U.S. regulators have been slow to restrict the use of Bisphenol A (BPA), a chemical widely used in consumer products including food packaging, store receipts and dental composites.
Although many countries, including Canada, consider BPA a toxin, the U.S. has held out for more studies of its effects on primates -- the category of animal that includes humans -- instead of tests on mice and rats.
Now, researchers at the University of Missouri have obliged, with tests that determined that daily exposure to very low concentrations of BPA by pregnant females can indeed cause fetal abnormalities in primates, just as they have been shown to do in rodents.
“BPA is an endocrine disrupting chemical that has been demonstrated to alter signaling mechanisms involving estrogen, androgen and thyroid hormones,” said Frederick vom Saal, Curators Professor of Biological Sciences in the College of Arts and Science at MU. “Previous studies in rodents have demonstrated that maternal exposure to very low doses of BPA can significantly alter fetal development, resulting in a variety of adverse outcomes in the fetus.
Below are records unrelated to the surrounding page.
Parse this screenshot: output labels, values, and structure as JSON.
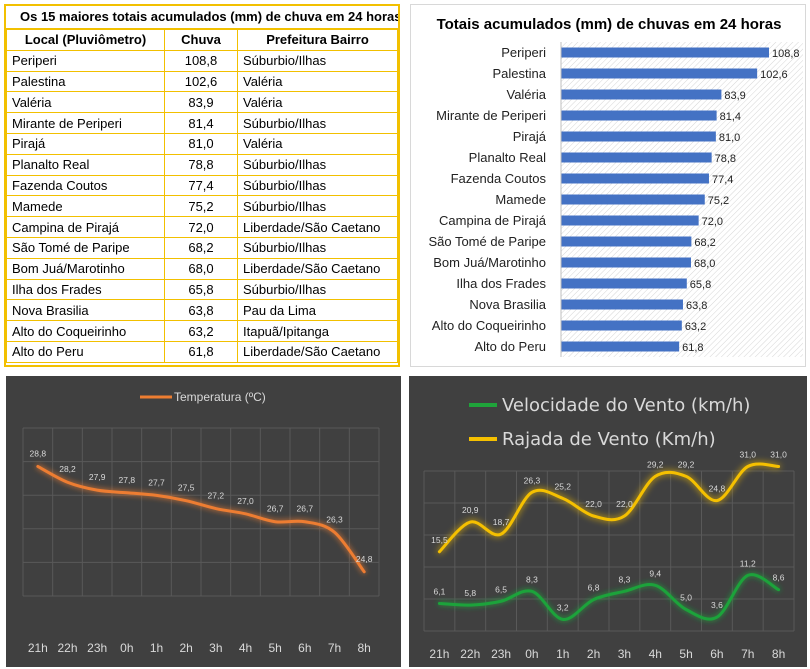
{
  "table": {
    "title": "Os 15 maiores totais acumulados (mm) de chuva em 24 horas",
    "headers": [
      "Local (Pluviômetro)",
      "Chuva",
      "Prefeitura Bairro"
    ],
    "rows": [
      [
        "Periperi",
        "108,8",
        "Súburbio/Ilhas"
      ],
      [
        "Palestina",
        "102,6",
        "Valéria"
      ],
      [
        "Valéria",
        "83,9",
        "Valéria"
      ],
      [
        "Mirante de Periperi",
        "81,4",
        "Súburbio/Ilhas"
      ],
      [
        "Pirajá",
        "81,0",
        "Valéria"
      ],
      [
        "Planalto Real",
        "78,8",
        "Súburbio/Ilhas"
      ],
      [
        "Fazenda Coutos",
        "77,4",
        "Súburbio/Ilhas"
      ],
      [
        "Mamede",
        "75,2",
        "Súburbio/Ilhas"
      ],
      [
        "Campina de Pirajá",
        "72,0",
        "Liberdade/São Caetano"
      ],
      [
        "São Tomé de Paripe",
        "68,2",
        "Súburbio/Ilhas"
      ],
      [
        "Bom Juá/Marotinho",
        "68,0",
        "Liberdade/São Caetano"
      ],
      [
        "Ilha dos Frades",
        "65,8",
        "Súburbio/Ilhas"
      ],
      [
        "Nova Brasilia",
        "63,8",
        "Pau da Lima"
      ],
      [
        "Alto do Coqueirinho",
        "63,2",
        "Itapuã/Ipitanga"
      ],
      [
        "Alto do Peru",
        "61,8",
        "Liberdade/São Caetano"
      ]
    ]
  },
  "colors": {
    "table_border": "#f2c000",
    "bar": "#4472c4",
    "temperature": "#ed7d31",
    "wind": "#1fa33a",
    "gust": "#f5c000",
    "dark_bg": "#404040"
  },
  "chart_data": [
    {
      "type": "bar",
      "orientation": "horizontal",
      "title": "Totais acumulados (mm) de chuvas em 24 horas",
      "categories": [
        "Periperi",
        "Palestina",
        "Valéria",
        "Mirante de Periperi",
        "Pirajá",
        "Planalto Real",
        "Fazenda Coutos",
        "Mamede",
        "Campina de Pirajá",
        "São Tomé de Paripe",
        "Bom Juá/Marotinho",
        "Ilha dos Frades",
        "Nova Brasilia",
        "Alto do Coqueirinho",
        "Alto do Peru"
      ],
      "values": [
        108.8,
        102.6,
        83.9,
        81.4,
        81.0,
        78.8,
        77.4,
        75.2,
        72.0,
        68.2,
        68.0,
        65.8,
        63.8,
        63.2,
        61.8
      ],
      "value_labels": [
        "108,8",
        "102,6",
        "83,9",
        "81,4",
        "81,0",
        "78,8",
        "77,4",
        "75,2",
        "72,0",
        "68,2",
        "68,0",
        "65,8",
        "63,8",
        "63,2",
        "61,8"
      ],
      "xlim": [
        0,
        110
      ],
      "grid": false
    },
    {
      "type": "line",
      "categories": [
        "21h",
        "22h",
        "23h",
        "0h",
        "1h",
        "2h",
        "3h",
        "4h",
        "5h",
        "6h",
        "7h",
        "8h"
      ],
      "series": [
        {
          "name": "Temperatura (ºC)",
          "values": [
            28.8,
            28.2,
            27.9,
            27.8,
            27.7,
            27.5,
            27.2,
            27.0,
            26.7,
            26.7,
            26.3,
            24.8
          ],
          "labels": [
            "28,8",
            "28,2",
            "27,9",
            "27,8",
            "27,7",
            "27,5",
            "27,2",
            "27,0",
            "26,7",
            "26,7",
            "26,3",
            "24,8"
          ]
        }
      ],
      "ylim": [
        23.5,
        29.5
      ],
      "grid": true,
      "legend": "top"
    },
    {
      "type": "line",
      "categories": [
        "21h",
        "22h",
        "23h",
        "0h",
        "1h",
        "2h",
        "3h",
        "4h",
        "5h",
        "6h",
        "7h",
        "8h"
      ],
      "series": [
        {
          "name": "Velocidade do Vento (km/h)",
          "values": [
            6.1,
            5.8,
            6.5,
            8.3,
            3.2,
            6.8,
            8.3,
            9.4,
            5.0,
            3.6,
            11.2,
            8.6
          ],
          "labels": [
            "6,1",
            "5,8",
            "6,5",
            "8,3",
            "3,2",
            "6,8",
            "8,3",
            "9,4",
            "5,0",
            "3,6",
            "11,2",
            "8,6"
          ]
        },
        {
          "name": "Rajada de Vento (Km/h)",
          "values": [
            15.5,
            20.9,
            18.7,
            26.3,
            25.2,
            22.0,
            22.0,
            29.2,
            29.2,
            24.8,
            31.0,
            31.0
          ],
          "labels": [
            "15,5",
            "20,9",
            "18,7",
            "26,3",
            "25,2",
            "22,0",
            "22,0",
            "29,2",
            "29,2",
            "24,8",
            "31,0",
            "31,0"
          ]
        }
      ],
      "ylim": [
        0,
        34
      ],
      "grid": true,
      "legend": "top"
    }
  ]
}
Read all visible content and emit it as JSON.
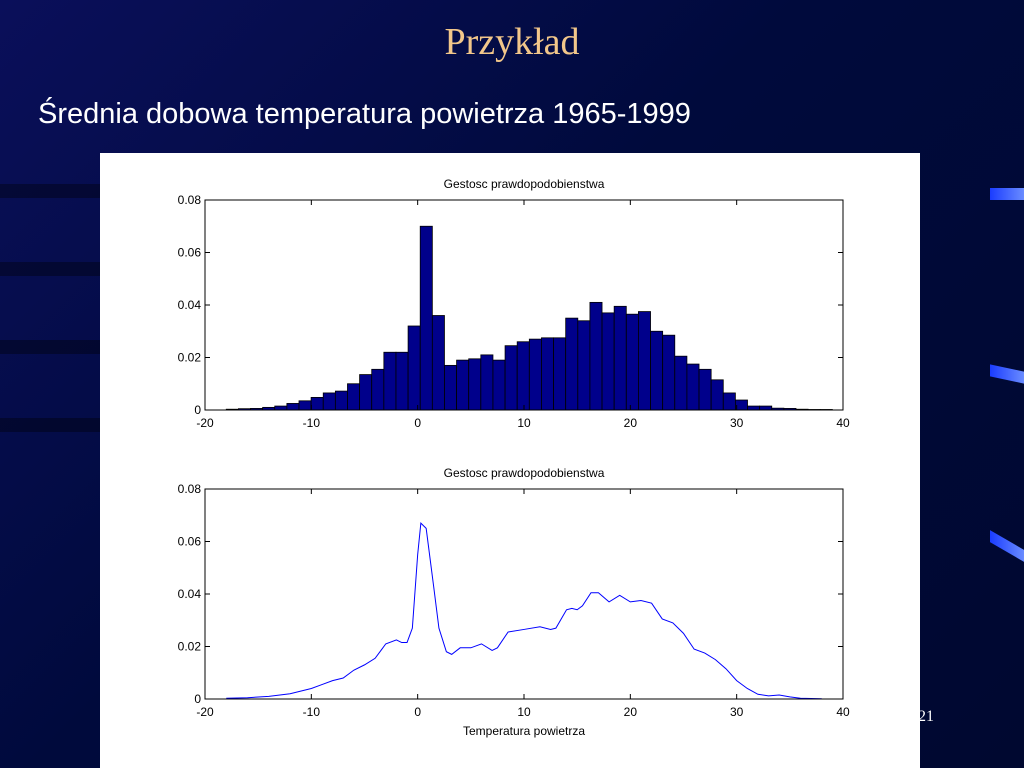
{
  "slide": {
    "title": "Przykład",
    "subtitle": "Średnia dobowa temperatura powietrza 1965-1999",
    "page_number": "21"
  },
  "chart_data": [
    {
      "type": "histogram",
      "title": "Gestosc prawdopodobienstwa",
      "color": "#00008b",
      "bins": [
        -18,
        -16.86,
        -15.72,
        -14.58,
        -13.44,
        -12.3,
        -11.16,
        -10.02,
        -8.88,
        -7.74,
        -6.6,
        -5.46,
        -4.32,
        -3.18,
        -2.04,
        -0.9,
        0.24,
        1.38,
        2.52,
        3.66,
        4.8,
        5.94,
        7.08,
        8.22,
        9.36,
        10.5,
        11.64,
        12.78,
        13.92,
        15.06,
        16.2,
        17.34,
        18.48,
        19.62,
        20.76,
        21.9,
        23.04,
        24.18,
        25.32,
        26.46,
        27.6,
        28.74,
        29.88,
        31.02,
        32.16,
        33.3,
        34.44,
        35.58,
        36.72,
        37.86,
        39
      ],
      "values": [
        0.0003,
        0.0005,
        0.0006,
        0.001,
        0.0015,
        0.0025,
        0.0035,
        0.0048,
        0.0065,
        0.0072,
        0.01,
        0.0135,
        0.0155,
        0.022,
        0.022,
        0.032,
        0.07,
        0.036,
        0.017,
        0.019,
        0.0195,
        0.021,
        0.019,
        0.0245,
        0.026,
        0.027,
        0.0275,
        0.0275,
        0.035,
        0.034,
        0.041,
        0.037,
        0.0395,
        0.0365,
        0.0375,
        0.03,
        0.0285,
        0.0205,
        0.0175,
        0.0155,
        0.0115,
        0.0065,
        0.0038,
        0.0015,
        0.0015,
        0.0007,
        0.0006,
        0.0003,
        0.0002,
        0.0002
      ],
      "xlim": [
        -20,
        40
      ],
      "ylim": [
        0,
        0.08
      ],
      "xticks": [
        -20,
        -10,
        0,
        10,
        20,
        30,
        40
      ],
      "yticks": [
        0,
        0.02,
        0.04,
        0.06,
        0.08
      ]
    },
    {
      "type": "line",
      "title": "Gestosc prawdopodobienstwa",
      "xlabel": "Temperatura powietrza",
      "color": "#0000ff",
      "x": [
        -18,
        -16,
        -14,
        -12,
        -10,
        -9,
        -8,
        -7,
        -6,
        -5,
        -4,
        -3,
        -2,
        -1.5,
        -1,
        -0.5,
        0,
        0.3,
        0.8,
        1.5,
        2,
        2.7,
        3.2,
        4,
        5,
        6,
        7,
        7.5,
        8.5,
        10,
        11.5,
        12.5,
        13,
        14,
        14.5,
        15,
        15.5,
        16.3,
        17,
        18,
        19,
        20,
        21,
        22,
        23,
        24,
        25,
        26,
        27,
        28,
        29,
        30,
        31,
        32,
        33,
        34,
        35,
        36,
        37,
        38
      ],
      "values": [
        0.0003,
        0.0005,
        0.001,
        0.002,
        0.004,
        0.0055,
        0.007,
        0.008,
        0.011,
        0.013,
        0.0155,
        0.021,
        0.0225,
        0.0215,
        0.0215,
        0.027,
        0.055,
        0.067,
        0.065,
        0.043,
        0.027,
        0.018,
        0.017,
        0.0195,
        0.0195,
        0.021,
        0.0185,
        0.0195,
        0.0255,
        0.0265,
        0.0275,
        0.0265,
        0.027,
        0.034,
        0.0345,
        0.034,
        0.0355,
        0.0405,
        0.0405,
        0.037,
        0.0395,
        0.037,
        0.0375,
        0.0365,
        0.0305,
        0.029,
        0.025,
        0.019,
        0.0175,
        0.015,
        0.0115,
        0.007,
        0.004,
        0.0018,
        0.0012,
        0.0015,
        0.0008,
        0.0003,
        0.0002,
        0.0001
      ],
      "xlim": [
        -20,
        40
      ],
      "ylim": [
        0,
        0.08
      ],
      "xticks": [
        -20,
        -10,
        0,
        10,
        20,
        30,
        40
      ],
      "yticks": [
        0,
        0.02,
        0.04,
        0.06,
        0.08
      ]
    }
  ]
}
Our study is one of the first to show this also happens in primates.”
With funding provided by the National Institute of Environmental Health Sciences (NIEHS), a research institute of the National Institutes of Health, vom Saal and his colleagues studied the chemical’s blood levels in pregnant female rhesus monkeys and their fetuses, which are considered to be very similar to human fetuses.
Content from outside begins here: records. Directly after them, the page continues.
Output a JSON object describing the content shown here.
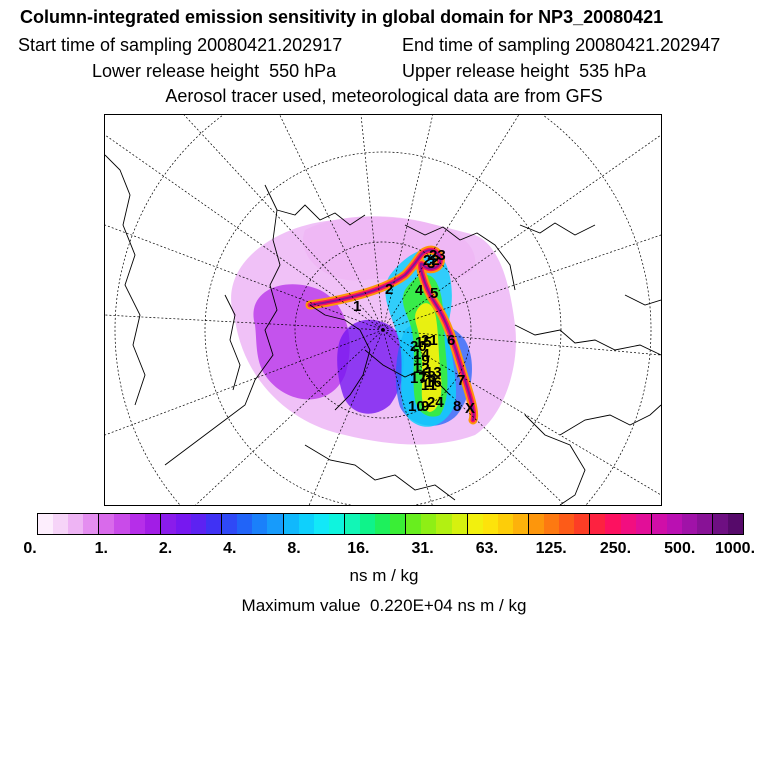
{
  "header": {
    "title": "Column-integrated emission sensitivity in global domain for NP3_20080421",
    "start_time": "Start time of sampling 20080421.202917",
    "end_time": "End time of sampling 20080421.202947",
    "lower_height": "Lower release height  550 hPa",
    "upper_height": "Upper release height  535 hPa",
    "tracer_info": "Aerosol tracer used, meteorological data are from GFS"
  },
  "legend": {
    "colors": [
      "#fdeefd",
      "#f6d4f8",
      "#eeb4f4",
      "#e48ef0",
      "#d96aeb",
      "#c94be9",
      "#b62ee9",
      "#a21de6",
      "#8a1ceb",
      "#7718f0",
      "#5d22f2",
      "#4032f4",
      "#2f49f6",
      "#2164f8",
      "#1a80fa",
      "#179bfb",
      "#11b8fc",
      "#0fd0fc",
      "#12e8f8",
      "#0ff4de",
      "#12f6b6",
      "#0ff38a",
      "#1ef05c",
      "#3aee36",
      "#68ee1e",
      "#8eef15",
      "#b2f012",
      "#d6f10f",
      "#f2f00e",
      "#fde30b",
      "#fdcd09",
      "#fdb20b",
      "#fd960c",
      "#fd7911",
      "#fd5b18",
      "#fd3d25",
      "#fd2240",
      "#fd1160",
      "#f20e80",
      "#e20e98",
      "#d00ea8",
      "#ba10b2",
      "#a012a8",
      "#881296",
      "#6e0f82",
      "#560a6a"
    ],
    "tick_labels": [
      "0.",
      "1.",
      "2.",
      "4.",
      "8.",
      "16.",
      "31.",
      "63.",
      "125.",
      "250.",
      "500.",
      "1000."
    ],
    "unit": "ns m / kg",
    "max_value_text": "Maximum value  0.220E+04 ns m / kg"
  },
  "map": {
    "trajectory_labels": [
      "1",
      "2",
      "3",
      "4",
      "5",
      "6",
      "7",
      "8",
      "9",
      "10",
      "11",
      "12",
      "13",
      "14",
      "15",
      "16",
      "17",
      "18",
      "19",
      "20",
      "21",
      "22",
      "23",
      "24"
    ],
    "end_marker": "X"
  }
}
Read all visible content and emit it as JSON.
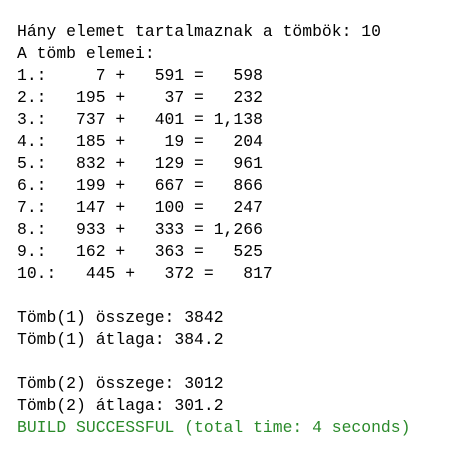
{
  "output": {
    "lines": [
      "Hány elemet tartalmaznak a tömbök: 10",
      "A tömb elemei:",
      "1.:     7 +   591 =   598",
      "2.:   195 +    37 =   232",
      "3.:   737 +   401 = 1,138",
      "4.:   185 +    19 =   204",
      "5.:   832 +   129 =   961",
      "6.:   199 +   667 =   866",
      "7.:   147 +   100 =   247",
      "8.:   933 +   333 = 1,266",
      "9.:   162 +   363 =   525",
      "10.:   445 +   372 =   817"
    ],
    "sum1": "Tömb(1) összege: 3842",
    "avg1": "Tömb(1) átlaga: 384.2",
    "sum2": "Tömb(2) összege: 3012",
    "avg2": "Tömb(2) átlaga: 301.2",
    "build": "BUILD SUCCESSFUL (total time: 4 seconds)"
  }
}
"Significant adverse effects"
After collecting tissue samples, other researchers analyzed the tissues to determine if BPA exposure was harmful to fetal development. Researchers found evidence of significant adverse effects in mammary glands, ovaries, brain, uterus, lung and heart tissues in BPA exposed fetus when compared to fetuses not exposed to BPA.
The abnormalities were caused by levels of BPA in the monkey fetuses that were very similar to levels reported in previous studies of BPA in human fetuses.
“The very low-level exposure to BPA we delivered once a day to the rhesus monkeys is far less than the BPA levels humans are exposed to each day, which reflects multiple exposures,” vom Saal said. “Our findings suggest that traditional toxicological studies likely underestimate actual human exposure and show, unequivocally, that biologically active BPA passes from the mother to the fetus. Additionally, our latest study shows that BPA causes damage to developing systems of monkey fetuses, and this is of great concern for human fetuses.”
The study was published in Reproductive Toxicology.